Different Flavor On Tap in the East For The Big Dance

7:55 AM

A lockout shortened season was sure to be inherently different. Despite some of the familiar contestants locked into the top 16 seeds of the annual tournament for Lord Stanley's coveted prize, fans in cities who have become accustomed to stress-free springs spent on the links now get to join in the wonderful agony of NHL playoff hockey.

Perhaps there simply were not enough regular season contests that a regular 82 game season provides post lockout which would have allowed for familiar mid-to-late season collapses (looking at you, New York Islanders), or maybe some teams actually have made strides toward advancement. We'll sure find out in the 2013-'14 edition of the NHL marathon but for now we focus on who is in and who is out.

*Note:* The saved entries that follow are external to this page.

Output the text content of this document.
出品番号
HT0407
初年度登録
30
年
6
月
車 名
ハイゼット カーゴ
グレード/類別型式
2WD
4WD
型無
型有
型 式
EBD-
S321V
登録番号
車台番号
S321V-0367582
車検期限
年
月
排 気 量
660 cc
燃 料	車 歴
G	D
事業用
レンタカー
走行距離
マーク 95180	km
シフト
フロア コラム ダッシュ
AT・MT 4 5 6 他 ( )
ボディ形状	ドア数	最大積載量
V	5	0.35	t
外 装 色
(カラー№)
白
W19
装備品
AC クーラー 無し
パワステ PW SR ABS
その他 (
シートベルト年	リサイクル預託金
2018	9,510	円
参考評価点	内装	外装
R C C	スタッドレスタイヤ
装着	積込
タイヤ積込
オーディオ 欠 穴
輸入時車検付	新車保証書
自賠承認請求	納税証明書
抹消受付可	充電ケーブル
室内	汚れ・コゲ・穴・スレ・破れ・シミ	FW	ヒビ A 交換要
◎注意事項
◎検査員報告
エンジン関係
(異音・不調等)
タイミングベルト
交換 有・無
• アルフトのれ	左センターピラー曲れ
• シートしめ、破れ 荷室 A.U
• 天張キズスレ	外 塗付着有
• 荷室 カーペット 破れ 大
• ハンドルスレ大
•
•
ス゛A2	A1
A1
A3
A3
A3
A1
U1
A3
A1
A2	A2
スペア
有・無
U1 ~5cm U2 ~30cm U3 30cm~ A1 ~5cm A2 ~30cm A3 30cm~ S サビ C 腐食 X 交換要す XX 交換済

Eastern mainstays and recent Stanley Cup Finalists Philadelphia and New Jersey are on the outside looking in. It is the first time in history that both teams fail to qualify for the postseason in the same year. For the Devils it is the second time in their history they fall short of the top 8 in a season following a finals appearance (1995-'96 being the last). Both teams succumbed to debilitating injuries at key positions and lost out on top players. Former Devs captain Zach Parise went home for big money in Minnesota and failed to re-coup his production. The Flyers lost out after signing Nashville d-man to an offer sheet in July only to see the Predators match.

The Islanders are in for the first time since 2007 and look poised to make serious noise (sometimes you gotta rhyme). Johnny Tavares is a legitimate Hart Trophy candidate, Gino Nabokov has played younger than his birth certificate indicates in goal, and the roundabout talent on that squad has not wilted rather relished the pressure through the month of April. For a team that is familiar with the standings cellar, finishing second to last in 2012, it has been quite the turnaround.

Montreal added some grit and character in the form of Brandon Prust over the summer while subtracting the albatross both in the lineup and within the salary cap that is Scott Gomez. Early holdout P.K. Subban has emerged as a perennial Norris Trophy favorite, and Carey Price had certainly elevated his game especially early on. The canadiens finished dead last in the east last season and will open the playoffs with home ice advantage next week.

The much maligned Toronto Maple Leafs, whom own the league's longest drought between sips from Stanley's mug (1967) will play for the prize for the first time since 2004. A season filled with swirling rumors regarding the potential acquisition of Vancouver's Roberto Luongo to solidify their goaltending, the firing of general manager Brian Burke who adamantly wished not to make said deal did not bring down a Toronto squad that has remained in the middle of the top 8 in the east. Positive developments such as the ascension of top prospect Nazem Kadri and the production from top players James van Reimsdyk and Phil Kessel up front kept the, afloat as opposed to their yearly collapse.

Final seedlings are yet to be set in ink as we enter the regular season's final weekend, but it is clear this edition of the tournament will taste a little different than it has in the recent past.